Les internautes aiment intensément les vidéos à caractère sexuel. Entre eux et celles-ci, c'est une longue d'histoire d'amour.
Pour s'en convaincre, il suffit de voir comment ils se jettent sur chaque opportunité apparente. Ils sont des milliers à demander souvent qu'on publie les vidéos intimes des célébrités qui fuitent, se foutant parfois des règles de bonne conduite, de mœurs et de respect de la vie privée et/ou intime de la principale personne concernée.
Dernièrement, ce sont les images intimes d'influenceuse très connue sur la toile qui font débat. Elles sont sorties d'une façon ou d'une autre, mettant la concernée dans une position embarrassante.
Très vite, les plus curieux ont pris d'assaut les plateformes qui sont habituellement connues à partager avec les internautes ces contenus. Plusieurs d'entre elles ont, malheureusement pour les demandeurs, décidé de teaser "l'évènement" salivant, afin de gagner quelques abonnés par-là et de faire passer des messages publicitaires tout en ayant l'attention des adhérents, vigilants dans le groupe, guettant la moindre notification de message pour avoir à chaud les vidéos sexuelles.
Une fois que l'attente devient insupportable, les internautes se dirigent vers les lanceurs d'alerte célèbres chez qui ces vidéos atterrissent d'habitude lorsqu'elles fuitent. L'un d'eux est N'zui Manto à qui rien n'échappe.
« Le grand N'zui, nous voulons les vidéos de l'influenceuse-là », « N'zui Manti la panthère, où est la sextape de notre compatriote », autant de messages que reçoit le concerné qui est du genre à ne pas tout dévoiler en fonction de la sensibilité du sujet. « Toutes les personnes ayant écrit les mots nude, sextape, cul, etc. ont été bannies de mon Telegram, y compris les auteurs de vidéos à caractère pornographique », a écrit le lanceur d'alerte.

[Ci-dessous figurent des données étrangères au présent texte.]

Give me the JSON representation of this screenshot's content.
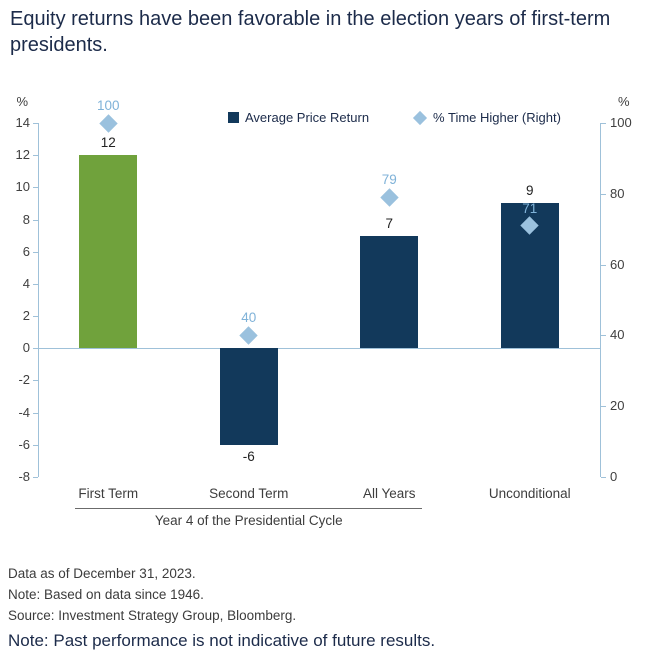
{
  "title": "Equity returns have been favorable in the election years of first-term presidents.",
  "chart_data": {
    "type": "bar",
    "categories": [
      "First Term",
      "Second Term",
      "All Years",
      "Unconditional"
    ],
    "series": [
      {
        "name": "Average Price Return",
        "type": "bar",
        "axis": "left",
        "values": [
          12,
          -6,
          7,
          9
        ],
        "labels": [
          "12",
          "-6",
          "7",
          "9"
        ],
        "color": "#12395B",
        "colors": [
          "#70A23C",
          "#12395B",
          "#12395B",
          "#12395B"
        ]
      },
      {
        "name": "% Time Higher (Right)",
        "type": "scatter",
        "marker": "diamond",
        "axis": "right",
        "values": [
          100,
          40,
          79,
          71
        ],
        "labels": [
          "100",
          "40",
          "79",
          "71"
        ],
        "color": "#9AC1DE"
      }
    ],
    "left_axis": {
      "label": "%",
      "min": -8,
      "max": 14,
      "ticks": [
        14,
        12,
        10,
        8,
        6,
        4,
        2,
        0,
        -2,
        -4,
        -6,
        -8
      ]
    },
    "right_axis": {
      "label": "%",
      "min": 0,
      "max": 100,
      "ticks": [
        100,
        80,
        60,
        40,
        20,
        0
      ]
    },
    "x_group": {
      "label": "Year 4 of the Presidential Cycle",
      "span_categories": [
        0,
        2
      ]
    },
    "legend_position": "top-inside",
    "grid": false
  },
  "footer": {
    "line1": "Data as of December 31, 2023.",
    "line2": "Note: Based on data since 1946.",
    "line3": "Source: Investment Strategy Group, Bloomberg.",
    "note": "Note: Past performance is not indicative of future results."
  },
  "colors": {
    "green_bar": "#70A23C",
    "navy_bar": "#12395B",
    "diamond_fill": "#9AC1DE",
    "diamond_label_text": "#7FB2D8",
    "axis_line": "#9FC1D9",
    "title_text": "#1C2B4A",
    "tick_text": "#404040",
    "bar_label_text": "#222222",
    "group_line": "#6B6B6B"
  }
}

Elles sont 42 748 personnes à avoir fait une demande d'adhésion au groupe. Certains parmi eux attendent la validation de leur demande depuis des mois. « Je dois m'assurer que chaque profil que je valide dans ce groupe n'est pas un boot ou un demeuré comme les auteurs de vidéos sexuelles dans les commentaires », précise N'zui, en complétant que « les demandes d'adhésion de profils qui ne portent pas de nom ou ne sont pas actifs sur leur statut sont rejetées ou ignorées ».
Voilà qui vient ralentir les internautes dans leur envie fréquente de consommer du contenu sexuel. N'zui Manto les refroidit, mais c'est probable qu'ils trouvent ailleurs ce qu'ils n'ont pas ici.